Andy Weir has been hailed as a new shining star in the science-fiction universe.
The Martian was a character-driven, page-turner that burned quickly by and left you wanting more. Artemis was largely forgettable (so much so that I struggled to recall if I’d read it only a year or so after it was published).
Now, Weir is back with Project Hail Mary — and the result is somewhere in between. While not quite as compellingly page-turning as The Martian, Project Hail Mary has at least lingered with me after the final pages were turned, unlike a certain sophomore novel by Weir.

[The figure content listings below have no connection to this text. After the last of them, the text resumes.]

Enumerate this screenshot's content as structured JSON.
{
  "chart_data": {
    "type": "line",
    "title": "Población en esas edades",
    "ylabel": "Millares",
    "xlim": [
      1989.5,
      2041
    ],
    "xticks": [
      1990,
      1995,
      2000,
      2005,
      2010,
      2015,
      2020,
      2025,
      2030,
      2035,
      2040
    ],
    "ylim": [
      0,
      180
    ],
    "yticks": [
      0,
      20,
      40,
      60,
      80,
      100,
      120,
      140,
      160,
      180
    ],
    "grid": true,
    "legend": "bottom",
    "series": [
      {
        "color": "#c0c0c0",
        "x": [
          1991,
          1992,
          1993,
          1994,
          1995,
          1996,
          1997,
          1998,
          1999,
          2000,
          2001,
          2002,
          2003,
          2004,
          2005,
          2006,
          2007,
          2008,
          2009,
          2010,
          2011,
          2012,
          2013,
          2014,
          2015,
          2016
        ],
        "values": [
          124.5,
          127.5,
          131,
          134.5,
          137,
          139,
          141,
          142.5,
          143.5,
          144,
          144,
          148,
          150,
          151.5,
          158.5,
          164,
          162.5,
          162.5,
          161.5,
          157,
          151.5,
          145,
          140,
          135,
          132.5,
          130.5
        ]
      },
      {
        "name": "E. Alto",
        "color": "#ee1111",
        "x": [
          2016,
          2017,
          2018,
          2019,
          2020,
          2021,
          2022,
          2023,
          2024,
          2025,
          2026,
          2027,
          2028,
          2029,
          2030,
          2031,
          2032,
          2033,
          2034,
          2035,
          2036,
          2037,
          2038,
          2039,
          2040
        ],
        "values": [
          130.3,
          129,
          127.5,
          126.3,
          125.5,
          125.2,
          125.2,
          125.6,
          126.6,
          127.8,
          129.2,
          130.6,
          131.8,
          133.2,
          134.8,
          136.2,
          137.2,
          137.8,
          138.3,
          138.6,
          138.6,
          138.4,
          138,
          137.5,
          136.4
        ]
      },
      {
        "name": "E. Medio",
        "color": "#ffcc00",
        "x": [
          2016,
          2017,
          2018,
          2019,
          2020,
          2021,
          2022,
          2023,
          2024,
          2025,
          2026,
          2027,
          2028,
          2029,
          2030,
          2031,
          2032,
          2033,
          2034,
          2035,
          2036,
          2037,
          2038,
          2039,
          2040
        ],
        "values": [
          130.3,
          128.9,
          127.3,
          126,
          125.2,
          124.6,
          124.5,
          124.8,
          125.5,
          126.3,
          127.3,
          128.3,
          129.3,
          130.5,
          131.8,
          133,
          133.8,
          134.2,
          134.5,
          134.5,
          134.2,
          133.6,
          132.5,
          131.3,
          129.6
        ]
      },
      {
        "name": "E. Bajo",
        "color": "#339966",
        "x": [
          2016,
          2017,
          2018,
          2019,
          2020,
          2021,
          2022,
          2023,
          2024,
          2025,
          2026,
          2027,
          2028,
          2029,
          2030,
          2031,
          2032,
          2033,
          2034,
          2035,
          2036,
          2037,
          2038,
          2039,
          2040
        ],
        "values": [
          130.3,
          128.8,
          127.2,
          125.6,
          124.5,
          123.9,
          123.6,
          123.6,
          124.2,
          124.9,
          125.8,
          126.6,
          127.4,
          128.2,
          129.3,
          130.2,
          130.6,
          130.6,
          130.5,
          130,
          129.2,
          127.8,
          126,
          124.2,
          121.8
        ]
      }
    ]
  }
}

Ryland Grace is a middle-school science teacher, who wakes up in a stark white room with no memory of how he got there. Grace’s memory slowly starts to return (in convenient chunks at just the right time for the story’s dramatic purposes) and he recalls that Earth is facing an extinction-level event and that he was one of the three people chosen to be sent into deep space to save himself and our planet. Grace’s two colleagues have perished, leaving him to piece together not only where he’s been, how he got there, but also what he needs to do so hopefully save the planet. And he’s also got to make the first contact with a new alien race.
Grace may not seem like the most likely or likable choice to go on a mission to save humanity. And Weir does his best to make Grace a character we can sympathize with and root for. The problem is that I never quite developed the same investment in Grace that I did in Mark in The Martian. Mark was gifted in certain areas, but never came off as smarmy or overly smug, Grace does. I kept wanting to like Grace but I never found myself rooting for him in the same way as Mark.
Which is all well and good. I don’t expect an author to write the same book over and over again. But what I do hope is the author will find a way to engage me across each of his or her novels. Weir did that with The Martian but failed to do so in his last two books. The dilemma that Grace faces is intriguing enough. It’s just there are long stretches of the book when I feel like Weir is trying too hard to prove the science behind his science-fiction and not necessarily engaging the reader.
Project Hail Mary isn’t quite the triumphant return I’d hoped Weir would have. It’s good, it’s (for the most part) readable. But it never quite got its hooks into me in the way I’d hope it would. This one may drop Weir from my list of automatic reads.
In the interest of full disclosure, I received a digital ARC of this book in exchange for an honest review.